昨年のフォーラムで私は、公的債務の高さと成長の弱さという点が特徴である環境下における歳入徴収と歳出の効率性について話しました。
それ以降、大きな政策転換が起こり、貿易摩擦が激化し、市場の混乱につながりました。4月初旬には短い期間、動揺さえも見られました。緊張は和らぎましたが、政策の不確実性は高いままです。
不確実性の高まりは、金融環境のタイト化と相まって、成長見通しの重しとなり、債務水準がすでに高い国々において債務リスクが増幅しています。実際、最近公表されたIMFの「財政モニター 」 では、不確実性が大幅に高まるため、公的債務が中期的に対GDP比で約4.5%増加する可能性があると試算されています。
そのため、本日の議論は財政枠組みに焦点を当てています。急速に状況が変化する環境において、各国は自国の財政を立て直すことを優先しなければなりません。アジア太平洋地域の国々にも言えることです。
中国を除くアジア太平洋地域の公的債務水準は、2007年と比較して平均で対GDP比20〜26%高くなっています。これにより、高齢化や開発ニーズ、自然災害によって増大する支出圧力を管理することがより難しくなります。
財政枠組みの強化は、域内の政府が長期的課題に取り組み、不確実性に対する財政バッファーを構築する上で有益です。債務水準が高い国や債務が増加している国にとっては、混乱を招く財政調整を回避しつつリスクを軽減するのに役立ち、最終的には長期的な成長見通しを改善することになるでしょう。

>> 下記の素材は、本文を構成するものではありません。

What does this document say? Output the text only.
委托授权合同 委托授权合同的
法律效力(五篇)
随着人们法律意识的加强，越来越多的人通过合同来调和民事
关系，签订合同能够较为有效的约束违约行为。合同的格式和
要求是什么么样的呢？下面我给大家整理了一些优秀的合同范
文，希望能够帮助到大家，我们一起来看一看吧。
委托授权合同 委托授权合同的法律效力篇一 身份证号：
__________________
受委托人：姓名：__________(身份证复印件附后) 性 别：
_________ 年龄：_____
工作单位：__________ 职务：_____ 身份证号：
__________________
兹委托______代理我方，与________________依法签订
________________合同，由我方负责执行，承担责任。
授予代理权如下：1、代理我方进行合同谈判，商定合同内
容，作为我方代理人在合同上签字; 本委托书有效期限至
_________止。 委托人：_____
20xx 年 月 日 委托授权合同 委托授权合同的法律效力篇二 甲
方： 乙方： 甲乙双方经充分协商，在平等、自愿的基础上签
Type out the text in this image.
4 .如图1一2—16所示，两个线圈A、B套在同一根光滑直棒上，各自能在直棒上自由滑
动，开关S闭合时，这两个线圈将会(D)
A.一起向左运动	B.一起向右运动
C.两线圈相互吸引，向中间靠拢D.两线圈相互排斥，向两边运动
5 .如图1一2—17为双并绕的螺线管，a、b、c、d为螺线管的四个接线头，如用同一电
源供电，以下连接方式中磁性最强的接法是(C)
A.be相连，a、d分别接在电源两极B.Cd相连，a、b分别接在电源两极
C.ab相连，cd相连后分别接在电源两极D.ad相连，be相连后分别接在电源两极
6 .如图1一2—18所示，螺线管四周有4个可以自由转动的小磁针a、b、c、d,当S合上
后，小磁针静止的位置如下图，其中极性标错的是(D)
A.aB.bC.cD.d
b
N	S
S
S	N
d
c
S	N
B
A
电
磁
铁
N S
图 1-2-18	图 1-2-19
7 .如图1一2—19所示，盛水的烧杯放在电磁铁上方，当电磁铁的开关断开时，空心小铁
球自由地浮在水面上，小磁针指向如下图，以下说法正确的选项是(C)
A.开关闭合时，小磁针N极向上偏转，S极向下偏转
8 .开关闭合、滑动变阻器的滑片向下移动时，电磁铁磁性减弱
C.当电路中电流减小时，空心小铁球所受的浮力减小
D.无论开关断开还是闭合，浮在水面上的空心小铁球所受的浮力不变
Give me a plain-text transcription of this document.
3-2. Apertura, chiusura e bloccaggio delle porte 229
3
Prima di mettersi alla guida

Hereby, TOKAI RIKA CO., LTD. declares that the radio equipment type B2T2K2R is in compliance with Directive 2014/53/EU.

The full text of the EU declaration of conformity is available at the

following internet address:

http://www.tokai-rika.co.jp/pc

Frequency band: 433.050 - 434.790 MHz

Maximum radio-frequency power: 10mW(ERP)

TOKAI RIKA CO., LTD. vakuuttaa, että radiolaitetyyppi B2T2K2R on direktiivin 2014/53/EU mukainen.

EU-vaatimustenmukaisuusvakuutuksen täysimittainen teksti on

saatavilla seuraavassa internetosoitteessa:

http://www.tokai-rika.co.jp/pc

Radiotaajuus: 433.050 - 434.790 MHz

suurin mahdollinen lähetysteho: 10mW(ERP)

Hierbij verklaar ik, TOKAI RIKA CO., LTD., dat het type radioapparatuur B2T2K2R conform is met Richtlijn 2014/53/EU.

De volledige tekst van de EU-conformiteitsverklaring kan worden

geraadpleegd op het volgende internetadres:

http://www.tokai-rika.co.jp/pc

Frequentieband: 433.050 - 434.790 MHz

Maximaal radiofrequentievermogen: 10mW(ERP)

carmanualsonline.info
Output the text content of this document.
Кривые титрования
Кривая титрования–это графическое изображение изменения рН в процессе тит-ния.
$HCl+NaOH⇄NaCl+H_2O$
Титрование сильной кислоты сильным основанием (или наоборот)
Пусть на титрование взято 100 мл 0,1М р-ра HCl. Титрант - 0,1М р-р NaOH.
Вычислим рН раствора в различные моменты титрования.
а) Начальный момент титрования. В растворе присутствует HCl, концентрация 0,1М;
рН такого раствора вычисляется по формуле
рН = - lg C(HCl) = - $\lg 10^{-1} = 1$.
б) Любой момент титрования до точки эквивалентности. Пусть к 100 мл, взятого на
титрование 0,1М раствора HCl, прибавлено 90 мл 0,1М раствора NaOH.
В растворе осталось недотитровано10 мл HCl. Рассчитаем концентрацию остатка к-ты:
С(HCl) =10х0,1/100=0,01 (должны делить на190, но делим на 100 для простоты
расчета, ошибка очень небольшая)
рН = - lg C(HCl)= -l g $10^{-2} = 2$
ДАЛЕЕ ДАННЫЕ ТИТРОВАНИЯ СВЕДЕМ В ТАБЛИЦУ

これについて、著名なパネリストからもっと話しを聞けることを楽しみにしています。
明日のフォーラムでは、ガブテックと、各国政府がデジタル化の可能性を最大限に引き出す方法に焦点を当てます。アジア太平洋地域におけるデジタル製品・サービスの需要と発展は急速に加速しており、他のほとんどの地域のペースを上回っています。しかし、公共財政の効率を上げるべく、AIのような新しいテクノロジーを取り入れるためにできることがまだまだあります。
明日のセッションでは、パネリストがいくつかの最新のテクノロジーを採用した経験を共有します。
このふたつの課題について、IMFは支援できる準備ができています。アジア開発銀行および世界銀行と協力し、また、グローバル公共財政パートナーシップを通じて、私たちは技術支援を強化しています。そうは言っても、このフォーラムは皆さんから話を聞く機会です。皆さんのニーズを支援するために、私たちの助言をより良く調整する方法について、いかなるご意見も歓迎します。
現在のように不確実性が高い時期には、財政政策が信頼と安定のアンカーとなり得るのです。堅固な財政枠組みにおける慎重な政策は、すべての人に成長と繁栄をもたらすことができます。
締めくくる前に、ヴィトールのリーダーシップとこのフォーラムへの貢献に感謝したいと思います。ヴィトールが財政局長として参加するのは今回が最後ですが、このフォーラムの創設者としての功績は今後も残ります。
それでは、会議の主催者にお話いただきます。これからの2日間、実りある議論をお祈りします。
ご清聴ありがとうございました。